Terminator Genisys

When the first two Terminator films came out, I was expecting director James Cameron to make a nice three to four film series taking us in a time loop from 1984 to the destruction of Skynet in 2029. I envisioned it being something like the original run of Planet of the Apes movies. Unfortunately after T2, Cameron either lost interest or the rights–I’m too lazy to look up what happened right now–and less talented people took over the franchise. Keep in mind this was before Cameron forgot how to create interesting and sympathetic characters. The only series that I can think of that was more ill-served by a change in creative vision is Tim Burton’s Batman or maybe Aliens. And yet every time they make a new one I hope for a return to form.

Has anybody else noticed that the line between optimism and masochism can be very thin?

Terminator Genisys actually is similar to what I envisioned the last film in my original conception of the series was to be. It begins in 2029 with the defeat of Skynet. John Connor, played by Jason Clarke, is leading a strike force against a Skynet facility that houses their time machine. They get there too late and the original Terminator, played by Arnold Schwarzenegger, is sent back to 1984 to kill John Connor’s mother Sarah, here played by Emilia Clarke. As in the first movie Kyle Reese, here played by Jai Courtney, is sent back to protect her. But as the time machine is sending him back, he sees John Connor attacked by a Terminator that had infiltrated their unit. When he arrives back in 1984, he finds Sarah already fully trained by a reprogrammed Terminator (Arnold again) who had saved her when she was nine. His biological outer skin has aged and he looks old and gray. Reese quickly realizes that his mission is now to fix the future and stop Skynet, now renamed Genisys, from going online in 2017. Trying to stop him is John Connor, now turned into a hybrid human/terminator. Yes they turned John Connor into the bad guy.
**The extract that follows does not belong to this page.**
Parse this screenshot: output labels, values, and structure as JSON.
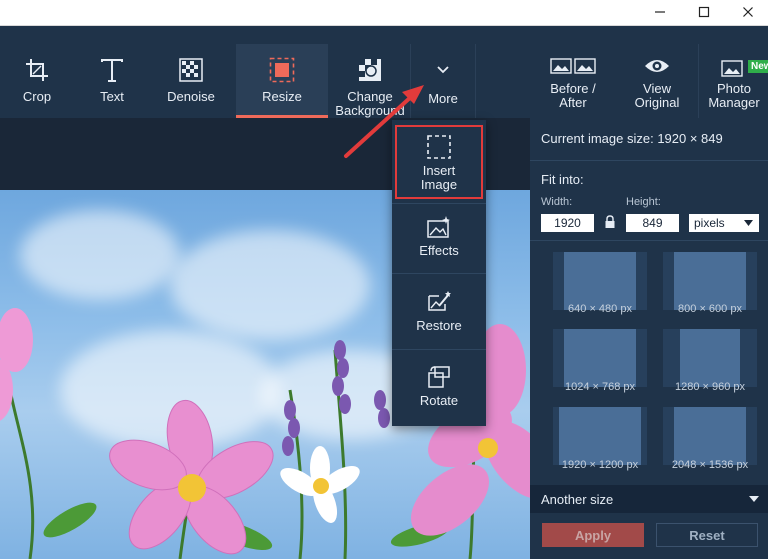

It’s a pretty film with good special effects and stunts. The script is moderately clever with some good twists, but there are some holes in the plot and much left to be explained in possible sequels. A lot of the feel of the Cameron directed Terminator films was in the music, those percussive low notes that vibrated your spine. That’s missing here.
The biggest flaw is the casting. Emilia Clarke is lovely to look at but her performance is a little wooden, which is perfect for the diffident and uncertain of herself Daenerys Targaryen in Game of Thrones, but here she’s not going to make anyone forget Linda Hamilton. Likewise Jai Courtney is also a little bland, lacking the intensity that Michael Biehn brought to the role. Say what you want about Cameron, he does know how to cast a movie.
Having read some of the reviews, I gather that the biggest complaint people have is John Connor becoming a villain. I thought it would bother me too but it didn’t. I remember when T2 came out there were people who didn’t like Arnold’s robot being the good guy. This series contains time travel and anything can be fixed. If they keep making them I’m sure every character will spend some time on the wrong side.
What does bother me is that like a couple of other series entries this summer, the filmmakers are unwilling to expand their scope. Mad Max films seem to only be about people chasing each other across the desert; Jurassic Park films are only about dinosaurs getting out of their pens and eating people and Terminator films can only be about robots coming back from the future and creating mayhem. There are whole worlds to explore in those series but they cling to the old formulas.
But I suppose if they wanted to make something different and original, they wouldn’t be making sequels.